The best approach is usually to tell someone in human resources, though you can also discuss the situation with your boss. Check your company’s employee handbook to see whether it has specific procedures for reporting a disability.

It’s best to provide this notification in writing so that you will have a record of it. A short email is fine.

2. Request a modified work schedule or time off.

Employers with 15 or more employees are required to make a reasonable accommodation for qualified individuals with a disability. A reasonable accommodation is a modification or adjustment that makes it possible for an employee to perform the essential functions of his or her job or to enjoy the equal benefits and privileges of employment.

To be eligible to receive a reasonable accommodation from your employer, you must first establish that you meet the definition of having an “actual” disability or a “record of” a disability. You can find this at ADAAA § 1630.2(g). If your condition only meets the “regarded as” definition of disability, you are not entitled to a reasonable accommodation from your employer.

An actual disability is a physical or mental impairment that substantially limits one or more major life activities.
A record of a disability means you don’t have a current disability but you do have a history of a disability or you have been misclassified as having a physical or mental impairment that substantially limits one or more major life activities.
Regarded as having a disability means that your employer thinks you have an actual or perceived impairment that lasts longer than six months.

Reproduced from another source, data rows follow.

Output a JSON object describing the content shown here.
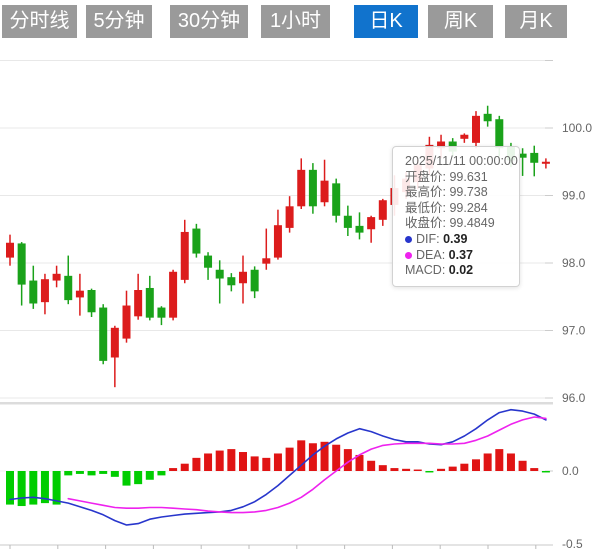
{
  "toolbar": {
    "tabs": [
      {
        "label": "分时线",
        "active": false
      },
      {
        "label": "5分钟",
        "active": false
      },
      {
        "label": "30分钟",
        "active": false
      },
      {
        "label": "1小时",
        "active": false
      },
      {
        "label": "日K",
        "active": true
      },
      {
        "label": "周K",
        "active": false
      },
      {
        "label": "月K",
        "active": false
      }
    ],
    "colors": {
      "inactive_bg": "#9a9a9a",
      "active_bg": "#1173cd",
      "text": "#ffffff"
    }
  },
  "tooltip": {
    "date": "2025/11/11 00:00:00",
    "rows": [
      {
        "label": "开盘价",
        "value": "99.631",
        "bold": false
      },
      {
        "label": "最高价",
        "value": "99.738",
        "bold": false
      },
      {
        "label": "最低价",
        "value": "99.284",
        "bold": false
      },
      {
        "label": "收盘价",
        "value": "99.4849",
        "bold": false
      },
      {
        "label": "DIF",
        "value": "0.39",
        "bold": true,
        "marker": "#2836cc"
      },
      {
        "label": "DEA",
        "value": "0.37",
        "bold": true,
        "marker": "#ee22ee"
      },
      {
        "label": "MACD",
        "value": "0.02",
        "bold": true
      }
    ]
  },
  "chart_data": {
    "type": "candlestick",
    "title": "",
    "legend_position": "none",
    "grid_on": true,
    "price_axis": {
      "side": "right",
      "range": [
        95.95,
        101.0
      ],
      "gridlines": [
        101.0,
        100.0,
        99.0,
        98.0,
        97.0,
        96.0
      ],
      "labels": [
        {
          "text": "100.0",
          "value": 100.0
        },
        {
          "text": "99.0",
          "value": 99.0
        },
        {
          "text": "98.0",
          "value": 98.0
        },
        {
          "text": "97.0",
          "value": 97.0
        },
        {
          "text": "96.0",
          "value": 96.0
        }
      ]
    },
    "macd_axis": {
      "side": "right",
      "range": [
        -0.5,
        0.5
      ],
      "labels": [
        {
          "text": "0.0",
          "value": 0.0
        },
        {
          "text": "-0.5",
          "value": -0.5
        }
      ]
    },
    "hovered_point": {
      "date": "2025/11/11 00:00:00",
      "open": 99.631,
      "high": 99.738,
      "low": 99.284,
      "close": 99.4849,
      "dif": 0.39,
      "dea": 0.37,
      "macd": 0.02,
      "index": 45
    },
    "candles_ohlc": [
      [
        98.08,
        98.42,
        97.96,
        98.3
      ],
      [
        98.29,
        98.31,
        97.37,
        97.68
      ],
      [
        97.74,
        97.96,
        97.32,
        97.4
      ],
      [
        97.42,
        97.84,
        97.24,
        97.76
      ],
      [
        97.74,
        97.96,
        97.64,
        97.84
      ],
      [
        97.81,
        98.11,
        97.39,
        97.45
      ],
      [
        97.49,
        97.84,
        97.22,
        97.59
      ],
      [
        97.6,
        97.62,
        97.2,
        97.27
      ],
      [
        97.34,
        97.39,
        96.5,
        96.55
      ],
      [
        96.6,
        97.07,
        96.16,
        97.04
      ],
      [
        96.88,
        97.59,
        96.82,
        97.37
      ],
      [
        97.21,
        97.84,
        97.16,
        97.6
      ],
      [
        97.63,
        97.81,
        97.15,
        97.19
      ],
      [
        97.34,
        97.36,
        97.08,
        97.19
      ],
      [
        97.19,
        97.9,
        97.15,
        97.87
      ],
      [
        97.75,
        98.64,
        97.7,
        98.46
      ],
      [
        98.51,
        98.58,
        98.08,
        98.14
      ],
      [
        98.11,
        98.16,
        97.75,
        97.93
      ],
      [
        97.9,
        98.04,
        97.4,
        97.77
      ],
      [
        97.79,
        97.85,
        97.58,
        97.67
      ],
      [
        97.7,
        98.11,
        97.4,
        97.87
      ],
      [
        97.9,
        97.95,
        97.48,
        97.58
      ],
      [
        97.99,
        98.51,
        97.9,
        98.07
      ],
      [
        98.08,
        98.79,
        98.05,
        98.56
      ],
      [
        98.52,
        98.99,
        98.45,
        98.84
      ],
      [
        98.84,
        99.55,
        98.8,
        99.38
      ],
      [
        99.38,
        99.48,
        98.73,
        98.84
      ],
      [
        98.9,
        99.53,
        98.84,
        99.22
      ],
      [
        99.18,
        99.25,
        98.6,
        98.7
      ],
      [
        98.7,
        98.85,
        98.4,
        98.52
      ],
      [
        98.55,
        98.75,
        98.35,
        98.45
      ],
      [
        98.5,
        98.7,
        98.3,
        98.68
      ],
      [
        98.64,
        98.95,
        98.55,
        98.93
      ],
      [
        98.86,
        99.3,
        98.7,
        99.11
      ],
      [
        99.05,
        99.35,
        98.95,
        99.25
      ],
      [
        99.2,
        99.55,
        99.1,
        99.45
      ],
      [
        99.4,
        99.87,
        99.3,
        99.75
      ],
      [
        99.7,
        99.9,
        99.55,
        99.8
      ],
      [
        99.8,
        99.85,
        99.58,
        99.65
      ],
      [
        99.84,
        99.92,
        99.78,
        99.9
      ],
      [
        99.78,
        100.25,
        99.7,
        100.18
      ],
      [
        100.21,
        100.33,
        100.02,
        100.1
      ],
      [
        100.13,
        100.18,
        99.58,
        99.7
      ],
      [
        99.72,
        99.78,
        99.42,
        99.52
      ],
      [
        99.62,
        99.7,
        99.29,
        99.56
      ],
      [
        99.631,
        99.738,
        99.284,
        99.4849
      ],
      [
        99.47,
        99.55,
        99.4,
        99.5
      ]
    ],
    "macd_histogram": [
      -0.23,
      -0.24,
      -0.23,
      -0.22,
      -0.23,
      -0.03,
      -0.02,
      -0.03,
      -0.02,
      -0.04,
      -0.1,
      -0.09,
      -0.06,
      -0.03,
      0.02,
      0.05,
      0.09,
      0.12,
      0.14,
      0.15,
      0.13,
      0.1,
      0.09,
      0.12,
      0.16,
      0.21,
      0.19,
      0.2,
      0.18,
      0.15,
      0.11,
      0.07,
      0.04,
      0.02,
      0.015,
      0.01,
      -0.01,
      0.015,
      0.03,
      0.05,
      0.08,
      0.12,
      0.15,
      0.12,
      0.07,
      0.02,
      -0.01
    ],
    "dif_line": [
      -0.195,
      -0.185,
      -0.18,
      -0.19,
      -0.205,
      -0.22,
      -0.245,
      -0.27,
      -0.3,
      -0.34,
      -0.37,
      -0.36,
      -0.33,
      -0.315,
      -0.305,
      -0.295,
      -0.29,
      -0.285,
      -0.28,
      -0.27,
      -0.245,
      -0.21,
      -0.16,
      -0.1,
      -0.03,
      0.04,
      0.11,
      0.17,
      0.22,
      0.26,
      0.29,
      0.27,
      0.24,
      0.215,
      0.2,
      0.2,
      0.185,
      0.18,
      0.2,
      0.24,
      0.29,
      0.35,
      0.4,
      0.42,
      0.41,
      0.39,
      0.35
    ],
    "dea_line": [
      null,
      null,
      null,
      null,
      null,
      -0.19,
      -0.205,
      -0.22,
      -0.235,
      -0.25,
      -0.255,
      -0.255,
      -0.25,
      -0.25,
      -0.255,
      -0.26,
      -0.265,
      -0.275,
      -0.28,
      -0.285,
      -0.285,
      -0.28,
      -0.27,
      -0.25,
      -0.22,
      -0.18,
      -0.125,
      -0.06,
      0.0,
      0.06,
      0.11,
      0.15,
      0.175,
      0.185,
      0.19,
      0.19,
      0.19,
      0.185,
      0.185,
      0.19,
      0.21,
      0.24,
      0.28,
      0.32,
      0.35,
      0.37,
      0.36
    ],
    "colors": {
      "up": "#dc1c1c",
      "down": "#1aa21a",
      "hist_positive": "#e01414",
      "hist_negative": "#00cd00",
      "dif": "#2836cc",
      "dea": "#ee22ee",
      "grid": "#e8e8e8",
      "axis_text": "#666666"
    }
  }
}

While these terms have specific meanings under the law, the upshot is that you are responsible for requesting a workplace accommodation for a disability. Time off may be an acceptable accommodation.

If you are requesting time off, it is ideal to put a reasonable end date on it. Ideally it should be for less than three months. If you reach the end of the period and you need more time off, you can always renew your request.

3. Get a doctor and/or get your doctor up to speed.

If you don’t have a doctor helping you with these accommodation requests, get one.

If you do have a doctor, make sure he or she knows what is going on and how it affects your work performance.

In the case of a non-obvious disability, like chronic sleep problems, your doctor will be your most powerful ally. Your doctor should be able to provide medical documentation of your condition and its duration, the ways your condition can affect the essential functions of your job, and the accommodations your doctor believes will enable you to perform the essential functions of the job.

4. Get a lawyer.

This is a very complicated area of law with very specific requirements. Your employer will have a lawyer advising it on these ADA issues. You should too.

A good resource is the lawyer locator at www.nela.org.

Then, make sure that your doctor and your lawyer are communicating and are on the same page with their communications with your employer.

A doctor who is uninformed about the ADAAA could accidentally jeopardize your case. With your doctor and lawyer working together, your rights will be protected.

Summing it Up

  • Performance problems due to sleep deprivation could get you fired.
  • You may be protected under the ADA.
  • Tell HR or your supervisor about your problem in writing and explain that you are protected under the ADA.
  • If you don’t have a doctor, get one. Then find a lawyer.